FTMFF-Film Programming and Film Festivals

Module Provider: Film, Theatre and TV
Number of credits: 20 [10 ECTS credits]
Level:7
Terms in which taught: Spring term module
Pre-requisites:
Non-modular pre-requisites:
Co-requisites:
Modules excluded:
Current from: 2019/0

Module Convenor: Dr Tamara Courage

Email: t.courage@reading.ac.uk

Type of module:

Summary module description:
This is a team-taught module, drawing both on representatives from the industry and on strength across the university. Through a dynamic combination of seminars, workshops and group projects, the module will equip students with advanced knowledge of modes of programming arthouse, alternative and experimental venues, as well as organising film festivals.
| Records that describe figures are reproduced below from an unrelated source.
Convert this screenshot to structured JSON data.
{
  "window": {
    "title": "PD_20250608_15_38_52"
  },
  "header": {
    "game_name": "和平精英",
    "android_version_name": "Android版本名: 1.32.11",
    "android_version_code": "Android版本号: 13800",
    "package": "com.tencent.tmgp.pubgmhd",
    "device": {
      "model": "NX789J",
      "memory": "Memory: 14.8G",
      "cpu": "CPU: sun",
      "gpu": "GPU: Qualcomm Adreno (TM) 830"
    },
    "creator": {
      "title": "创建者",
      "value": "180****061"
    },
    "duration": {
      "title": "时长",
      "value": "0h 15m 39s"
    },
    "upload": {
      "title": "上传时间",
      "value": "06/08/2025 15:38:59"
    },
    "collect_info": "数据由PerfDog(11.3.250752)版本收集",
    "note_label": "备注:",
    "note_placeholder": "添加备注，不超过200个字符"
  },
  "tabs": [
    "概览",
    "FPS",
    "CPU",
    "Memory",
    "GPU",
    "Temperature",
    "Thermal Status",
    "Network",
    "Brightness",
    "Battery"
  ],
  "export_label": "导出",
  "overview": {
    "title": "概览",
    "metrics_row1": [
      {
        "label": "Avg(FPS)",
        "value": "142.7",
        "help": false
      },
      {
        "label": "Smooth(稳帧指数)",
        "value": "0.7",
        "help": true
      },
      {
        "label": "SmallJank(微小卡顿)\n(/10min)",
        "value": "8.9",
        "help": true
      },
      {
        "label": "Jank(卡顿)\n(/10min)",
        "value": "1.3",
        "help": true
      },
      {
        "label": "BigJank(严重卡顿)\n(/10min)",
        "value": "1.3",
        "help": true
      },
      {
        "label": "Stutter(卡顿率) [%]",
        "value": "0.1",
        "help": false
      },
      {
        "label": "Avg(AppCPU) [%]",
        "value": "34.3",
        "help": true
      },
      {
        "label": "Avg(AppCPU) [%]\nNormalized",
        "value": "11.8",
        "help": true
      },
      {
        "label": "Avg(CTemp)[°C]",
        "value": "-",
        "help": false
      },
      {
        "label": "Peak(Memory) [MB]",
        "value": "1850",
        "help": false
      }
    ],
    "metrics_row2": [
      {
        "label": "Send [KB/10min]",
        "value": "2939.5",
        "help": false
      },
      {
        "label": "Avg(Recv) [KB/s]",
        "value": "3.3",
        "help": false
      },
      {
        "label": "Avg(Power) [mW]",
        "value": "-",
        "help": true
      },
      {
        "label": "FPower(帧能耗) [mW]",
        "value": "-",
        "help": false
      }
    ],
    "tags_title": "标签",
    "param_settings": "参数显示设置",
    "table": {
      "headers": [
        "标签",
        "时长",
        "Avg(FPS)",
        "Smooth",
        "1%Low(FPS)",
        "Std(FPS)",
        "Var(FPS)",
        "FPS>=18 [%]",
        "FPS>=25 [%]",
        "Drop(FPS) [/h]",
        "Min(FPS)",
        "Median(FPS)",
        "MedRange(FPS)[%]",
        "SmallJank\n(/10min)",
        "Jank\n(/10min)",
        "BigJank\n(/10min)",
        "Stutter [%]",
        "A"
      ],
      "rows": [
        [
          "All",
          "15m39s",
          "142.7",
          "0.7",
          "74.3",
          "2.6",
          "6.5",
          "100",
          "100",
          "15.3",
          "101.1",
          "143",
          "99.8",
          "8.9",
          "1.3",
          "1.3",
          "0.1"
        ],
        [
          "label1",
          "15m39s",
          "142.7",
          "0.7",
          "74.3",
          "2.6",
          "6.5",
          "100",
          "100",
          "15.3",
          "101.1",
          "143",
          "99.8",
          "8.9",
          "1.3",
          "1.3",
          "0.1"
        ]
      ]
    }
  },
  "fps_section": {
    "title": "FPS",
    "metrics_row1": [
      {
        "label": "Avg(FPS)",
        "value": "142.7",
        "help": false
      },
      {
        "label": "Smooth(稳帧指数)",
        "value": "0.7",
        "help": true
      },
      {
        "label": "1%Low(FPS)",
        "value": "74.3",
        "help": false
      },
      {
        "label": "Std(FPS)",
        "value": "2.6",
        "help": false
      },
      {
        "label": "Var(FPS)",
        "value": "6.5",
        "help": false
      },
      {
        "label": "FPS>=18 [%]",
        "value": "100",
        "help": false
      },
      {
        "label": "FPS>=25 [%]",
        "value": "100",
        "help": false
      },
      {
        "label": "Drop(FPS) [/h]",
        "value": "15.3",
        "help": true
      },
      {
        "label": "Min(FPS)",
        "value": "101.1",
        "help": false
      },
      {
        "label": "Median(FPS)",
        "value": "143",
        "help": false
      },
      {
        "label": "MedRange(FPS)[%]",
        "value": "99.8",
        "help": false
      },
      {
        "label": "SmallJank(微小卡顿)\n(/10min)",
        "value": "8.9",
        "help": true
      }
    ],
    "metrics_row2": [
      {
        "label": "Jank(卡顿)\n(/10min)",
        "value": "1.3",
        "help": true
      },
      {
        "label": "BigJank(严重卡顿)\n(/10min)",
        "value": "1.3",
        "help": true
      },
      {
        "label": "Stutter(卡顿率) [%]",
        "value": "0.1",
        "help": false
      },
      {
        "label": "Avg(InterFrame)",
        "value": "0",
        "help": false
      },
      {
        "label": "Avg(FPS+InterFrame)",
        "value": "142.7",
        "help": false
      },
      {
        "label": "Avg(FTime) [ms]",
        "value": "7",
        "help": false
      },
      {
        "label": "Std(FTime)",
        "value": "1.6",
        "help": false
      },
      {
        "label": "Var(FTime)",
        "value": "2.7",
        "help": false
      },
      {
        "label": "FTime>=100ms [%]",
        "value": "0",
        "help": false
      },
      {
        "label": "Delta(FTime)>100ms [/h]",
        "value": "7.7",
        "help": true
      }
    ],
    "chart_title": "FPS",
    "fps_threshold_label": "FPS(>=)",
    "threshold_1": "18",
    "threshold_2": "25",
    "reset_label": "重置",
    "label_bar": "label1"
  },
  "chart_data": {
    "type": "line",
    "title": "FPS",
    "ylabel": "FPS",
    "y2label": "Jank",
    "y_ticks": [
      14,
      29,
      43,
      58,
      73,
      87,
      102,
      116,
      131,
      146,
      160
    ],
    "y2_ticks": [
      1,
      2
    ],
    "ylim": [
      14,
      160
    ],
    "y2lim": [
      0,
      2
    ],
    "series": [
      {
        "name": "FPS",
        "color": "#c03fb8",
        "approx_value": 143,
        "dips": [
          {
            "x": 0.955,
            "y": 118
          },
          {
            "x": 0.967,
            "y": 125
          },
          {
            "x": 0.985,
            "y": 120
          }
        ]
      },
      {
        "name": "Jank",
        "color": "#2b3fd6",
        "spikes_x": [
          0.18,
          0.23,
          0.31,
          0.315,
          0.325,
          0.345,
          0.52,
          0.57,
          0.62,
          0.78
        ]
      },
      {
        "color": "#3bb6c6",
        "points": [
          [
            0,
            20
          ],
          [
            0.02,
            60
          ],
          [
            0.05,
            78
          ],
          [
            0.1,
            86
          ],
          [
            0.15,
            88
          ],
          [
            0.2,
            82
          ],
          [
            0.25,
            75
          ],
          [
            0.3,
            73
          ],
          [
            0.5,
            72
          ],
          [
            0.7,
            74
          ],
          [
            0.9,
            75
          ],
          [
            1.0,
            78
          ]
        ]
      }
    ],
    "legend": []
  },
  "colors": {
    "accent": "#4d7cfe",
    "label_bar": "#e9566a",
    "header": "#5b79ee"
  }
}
Film festivals work as an effective (and sometimes unfair) filter of the kind of world cinema distributed to commercial and alternative venues around the world. Winners of Cannes, Venice and Berlin will almost certainly find worldwide distribution, as opposed to thousands of other films, which will run through minor festival circuits in the hope of accessing smaller or niche venues and audiences. Film festivals (such as Sundance, Rotterdam and others) are also closely connected with funding systems for independent filmmakers, who will format their projects with a view to satisfying their requirements. Understanding how both film festivals and film programming work is hence key to understanding the kind of world cinema we watch.

Aims:
The aims of this module are:
•To equip students advanced knowledge of programming arthouse, alternative and experimental venues;
•To equip students with in-depth knowledge of the workings of film festivals, be they major, minor, competitive, non-competitive, thematic, genre-oriented or experimental;
•To offer a critical insight into the filtering process promoted by the pool of world festivals;
•To offer a critical understanding of the consequences of the funding practices promoted by film festivals;
•Through practical projects, to equip students with fundamental skills for becoming film programmers;
•Through practical projects, to equip students with fundamental skills for becoming film-festival organisers.

Assessable learning outcomes:
On completion of this module, students will:
•Have a in-depth understanding of the programming structure of arthouse, alternative and experimental venues;
•Have an in-depth knowledge of the workings of film festivals, be they major, minor, competitive, non-competitive, thematic, genre-oriented or experimental;
•Have a comprehensive understanding of the filtering process promoted by the pool of world festivals;
•Have a critical understanding of the consequences the funding practices promoted by film festivals;
•Be able to develop practical projects in film programming;
•Be able to develop practical projects for film festivals.

Additional outcomes:
•The module will serve as a useful complement to other modules taught in the MA Creative Enterprise;
•It will provide students with critical view of the mainstream and alternative markets for world cinema;
•It will enable them to understand the degree of interdependence that can be ascribed to film festivals and commercial/non-commercial film venues;
•It will provide them with the necessary skills for finding employment in the sector.

Outline content:
1)Seminar: the history and geography of film festivals;
2)Seminar: the history and international development of the arthouse and alternative circuits;
3)Seminar: the logic and consequences of the festival filter;
4)Seminar: the question of independence in arthouse and alternative venues;
5)Seminar: the question of independence in filmmaking;
6)Workshop: arthouse case study;
7)Workshop: major festival case study;
8)Workshop: experimental venue;
9)Group project: preparing a portfolio for a season for the Reading Film Theatre;
10)Group project: proofing copyright and ethical issue.

Brief description of teaching and learning methods:
This is a team-taught module drawing from academic and industry-based expertise. There will be a combination of theoretical, historical and practical seminars and workshops addressing the main issues in the history, geography and development of film programming and festivals worldwide. Students will be active participants throughout, being the main drive in the conception and execution of the group project and written portfolio.

Contact hours:
  Autumn Spring Summer
Seminars 10
Project Supervision 4
Practicals classes and workshops 6
Guided independent study: 180
       
Total hours by term 200
       
Total hours for module 200

Summative Assessment Methods:
Method Percentage
Written assignment including essay 40
Portfolio 60

Summative assessment- Examinations:

Summative assessment- Coursework and in-class tests:

Formative assessment methods:
Each student will give non-assessed presentations on their written case studies and practical projects.

Penalties for late submission:
Penalties for late submission on this module are in accordance with the University policy. Please refer to page 5 of the Postgraduate Guide to Assessment for further information: http://www.reading.ac.uk/internal/exams/student/exa-guidePG.aspx

Assessment requirements for a pass:
50%

Reassessment arrangements:
Re-submission of failed coursework by 1 September

Additional Costs (specified where applicable):
1) Required text books:
2) Specialist equipment or materials:
3) Specialist clothing, footwear or headgear:
4) Printing and binding:
5) Computers and devices with a particular specification:
6) Travel, accommodation and subsistence:

Last updated: 10 April 2019

THE INFORMATION CONTAINED IN THIS MODULE DESCRIPTION DOES NOT FORM ANY PART OF A STUDENT'S CONTRACT.